The second method is wet-gate printing. The "gate" in a projector is the apparatus that holds the film in place as each frame is shown. A wet gate is filled with a fluid that coats the film as it is fed through, constantly replenishing the fluid as needed.
Wet gate printing eliminates the refraction itself by filling in the gouges in the substrate with a fluid such as perchloroethene that shares approximately the same refractive index as the substrate. With the fluid temporarily displacing the air in the scratches and abrasions, refraction simply no longer occurs, so the defects are not reflected on the new copy. The light used is fully collimated, as with standard optical printing, and the film is undamaged by the process. This method does not work if the scratches on the emulsion side are deep enough to have removed some of the silver or dye image in the original film.

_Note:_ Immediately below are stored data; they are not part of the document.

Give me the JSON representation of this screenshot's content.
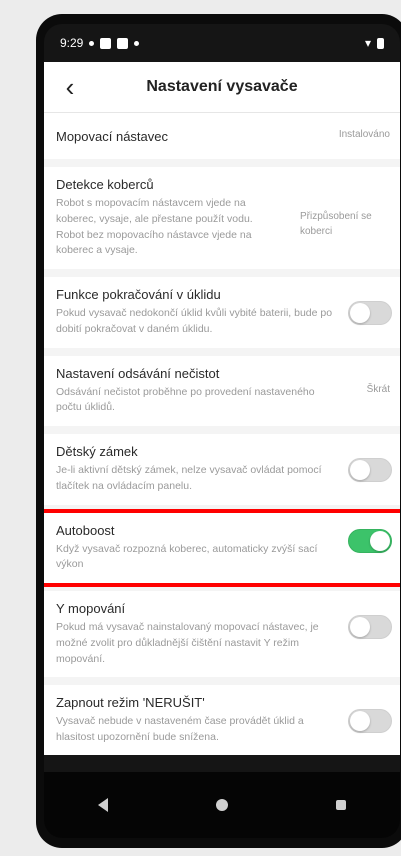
{
  "status_bar": {
    "time": "9:29"
  },
  "header": {
    "title": "Nastavení vysavače",
    "back_icon": "chevron-left-icon"
  },
  "settings": {
    "mopping_attachment": {
      "label": "Mopovací nástavec",
      "value": "Instalováno"
    },
    "carpet_detection": {
      "label": "Detekce koberců",
      "desc": "Robot s mopovacím nástavcem vjede na koberec, vysaje, ale přestane použít vodu. Robot bez mopovacího nástavce vjede na koberec a vysaje.",
      "value": "Přizpůsobení se koberci"
    },
    "continue_cleaning": {
      "label": "Funkce pokračování v úklidu",
      "desc": "Pokud vysavač nedokončí úklid kvůli vybité baterii, bude po dobití pokračovat v daném úklidu.",
      "enabled": false
    },
    "dirt_suction": {
      "label": "Nastavení odsávání nečistot",
      "desc": "Odsávání nečistot proběhne po provedení nastaveného počtu úklidů.",
      "value": "Škrát"
    },
    "child_lock": {
      "label": "Dětský zámek",
      "desc": "Je-li aktivní dětský zámek, nelze vysavač ovládat pomocí tlačítek na ovládacím panelu.",
      "enabled": false
    },
    "autoboost": {
      "label": "Autoboost",
      "desc": "Když vysavač rozpozná koberec, automaticky zvýší sací výkon",
      "enabled": true,
      "highlight_color": "#ff0000"
    },
    "y_mopping": {
      "label": "Y mopování",
      "desc": "Pokud má vysavač nainstalovaný mopovací nástavec, je možné zvolit pro důkladnější čištění nastavit Y režim mopování.",
      "enabled": false
    },
    "do_not_disturb": {
      "label": "Zapnout režim 'NERUŠIT'",
      "desc": "Vysavač nebude v nastaveném čase provádět úklid a hlasitost upozornění bude snížena.",
      "enabled": false
    }
  },
  "colors": {
    "toggle_on": "#3cc36a",
    "toggle_off": "#d9d9d9"
  }
}
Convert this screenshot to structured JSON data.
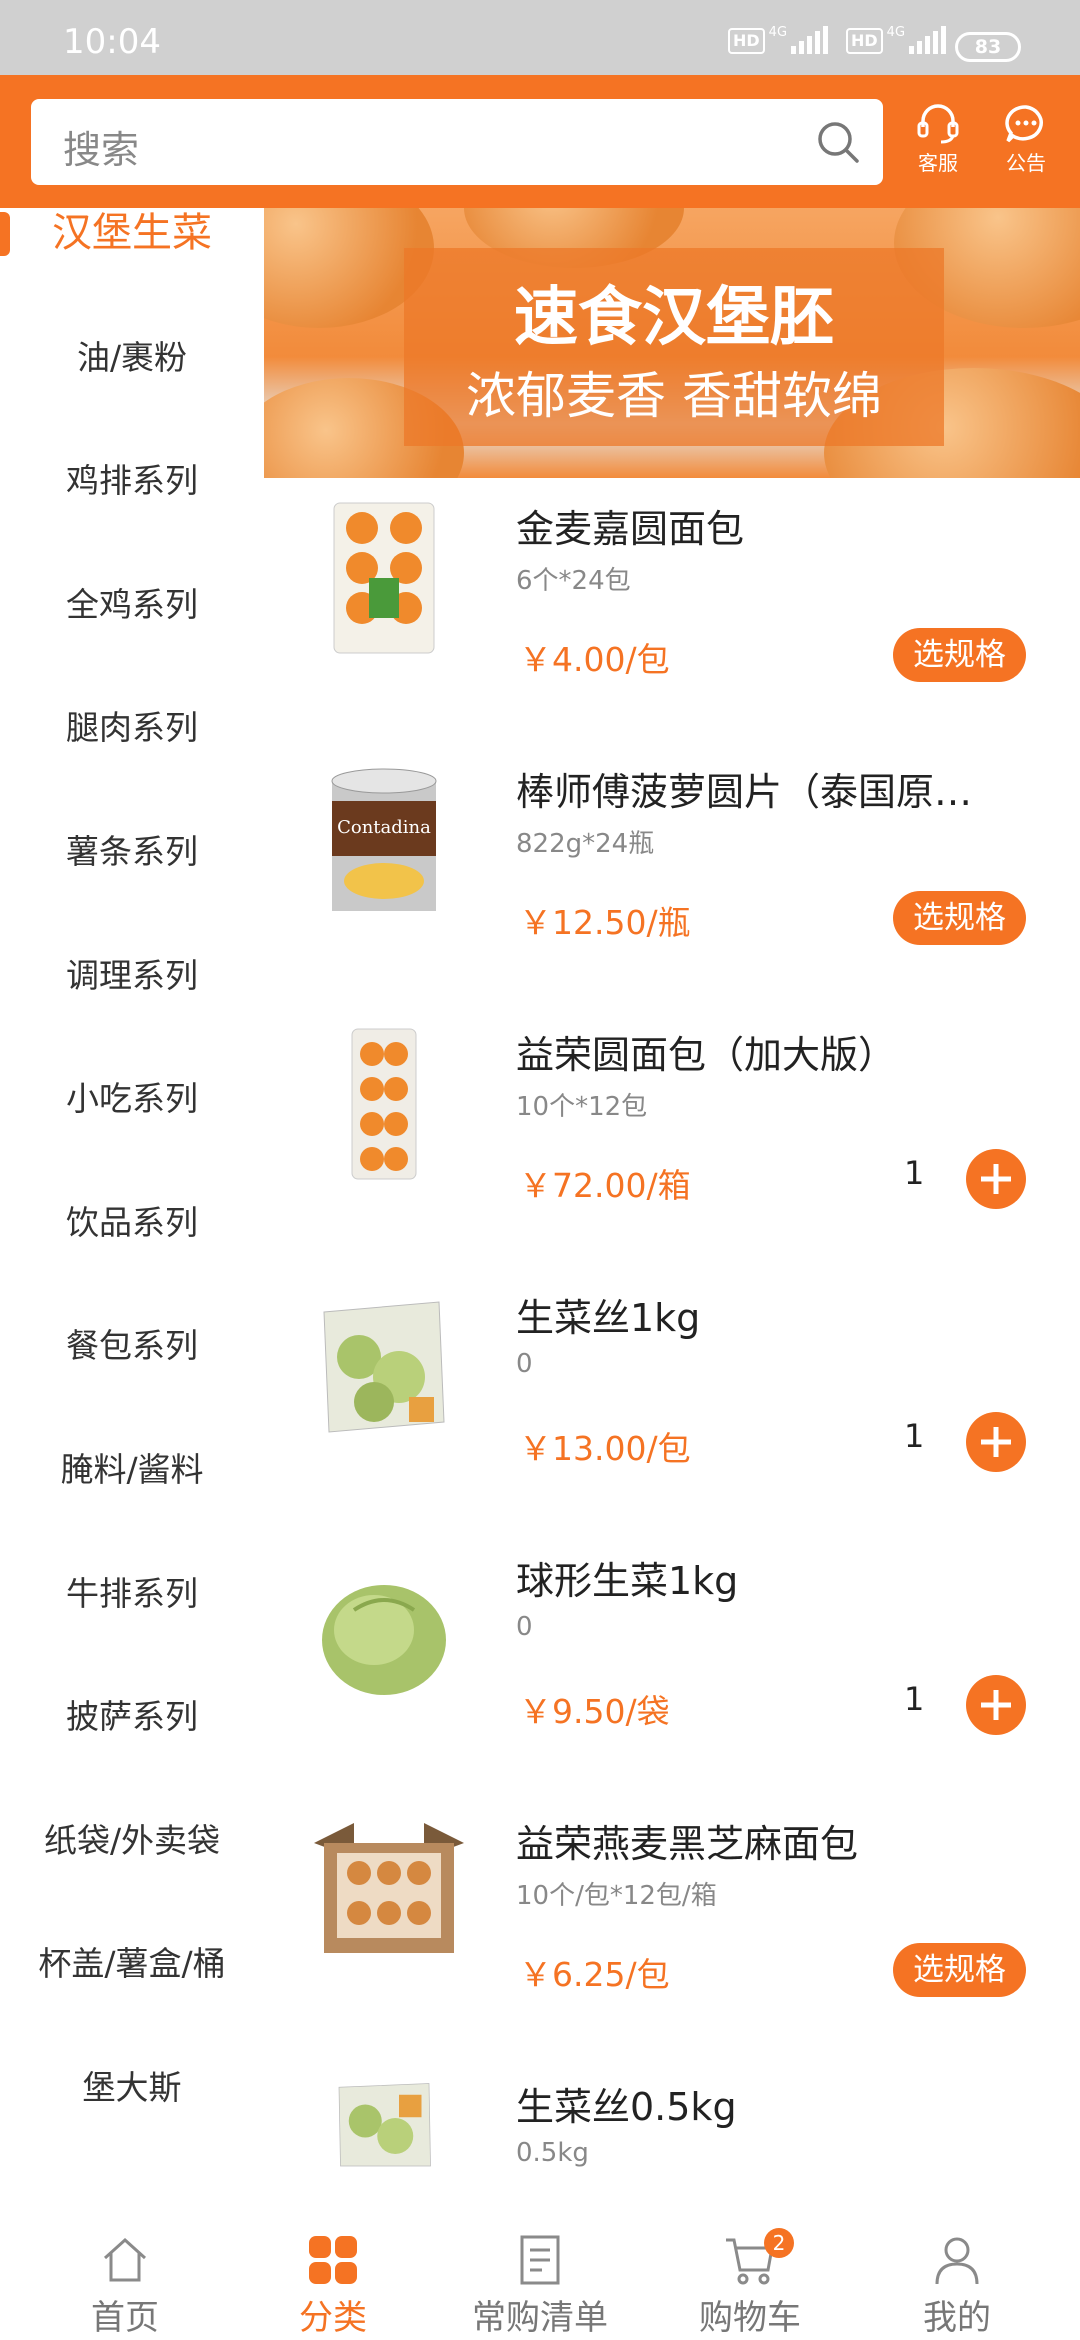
{
  "status_bar": {
    "time": "10:04",
    "battery": "83",
    "net1": "HD",
    "net2": "HD",
    "gen": "4G"
  },
  "header": {
    "search_placeholder": "搜索",
    "service_label": "客服",
    "notice_label": "公告"
  },
  "banner": {
    "title": "速食汉堡胚",
    "subtitle": "浓郁麦香 香甜软绵"
  },
  "categories": [
    {
      "label": "汉堡生菜",
      "active": true
    },
    {
      "label": "油/裹粉"
    },
    {
      "label": "鸡排系列"
    },
    {
      "label": "全鸡系列"
    },
    {
      "label": "腿肉系列"
    },
    {
      "label": "薯条系列"
    },
    {
      "label": "调理系列"
    },
    {
      "label": "小吃系列"
    },
    {
      "label": "饮品系列"
    },
    {
      "label": "餐包系列"
    },
    {
      "label": "腌料/酱料"
    },
    {
      "label": "牛排系列"
    },
    {
      "label": "披萨系列"
    },
    {
      "label": "纸袋/外卖袋"
    },
    {
      "label": "杯盖/薯盒/桶"
    },
    {
      "label": "堡大斯"
    }
  ],
  "products": [
    {
      "name": "金麦嘉圆面包",
      "spec": "6个*24包",
      "price": "￥4.00/包",
      "action": "选规格"
    },
    {
      "name": "棒师傅菠萝圆片（泰国原…",
      "spec": "822g*24瓶",
      "price": "￥12.50/瓶",
      "action": "选规格"
    },
    {
      "name": "益荣圆面包（加大版）",
      "spec": "10个*12包",
      "price": "￥72.00/箱",
      "qty": "1"
    },
    {
      "name": "生菜丝1kg",
      "spec": "0",
      "price": "￥13.00/包",
      "qty": "1"
    },
    {
      "name": "球形生菜1kg",
      "spec": "0",
      "price": "￥9.50/袋",
      "qty": "1"
    },
    {
      "name": "益荣燕麦黑芝麻面包",
      "spec": "10个/包*12包/箱",
      "price": "￥6.25/包",
      "action": "选规格"
    },
    {
      "name": "生菜丝0.5kg",
      "spec": "0.5kg",
      "price": "",
      "action": ""
    }
  ],
  "bottom_nav": [
    {
      "label": "首页",
      "icon": "home-icon"
    },
    {
      "label": "分类",
      "icon": "category-icon",
      "active": true
    },
    {
      "label": "常购清单",
      "icon": "list-icon"
    },
    {
      "label": "购物车",
      "icon": "cart-icon",
      "badge": "2"
    },
    {
      "label": "我的",
      "icon": "user-icon"
    }
  ],
  "colors": {
    "accent": "#f57323",
    "status_bar": "#d0d0d0"
  }
}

The third method involves inserting a diffusion filter in the path from the collimated light source to the film. It can eliminate the projection of small defects on the back side of the film onto the new copy because the light, rather than arriving at the back of the film in perfect parallel lines, instead enters the scratch from several directions. It is therefore still diffuse when it exits, ensuring an image of the scratch will not show up as strongly on the new print. (Only the desired image on the surface of the emulsion ends up being captured in focus.) This method results in the most finely-focused capture of the original. However, it cannot remove deep scratches, and is thus less effective than wet gate printing.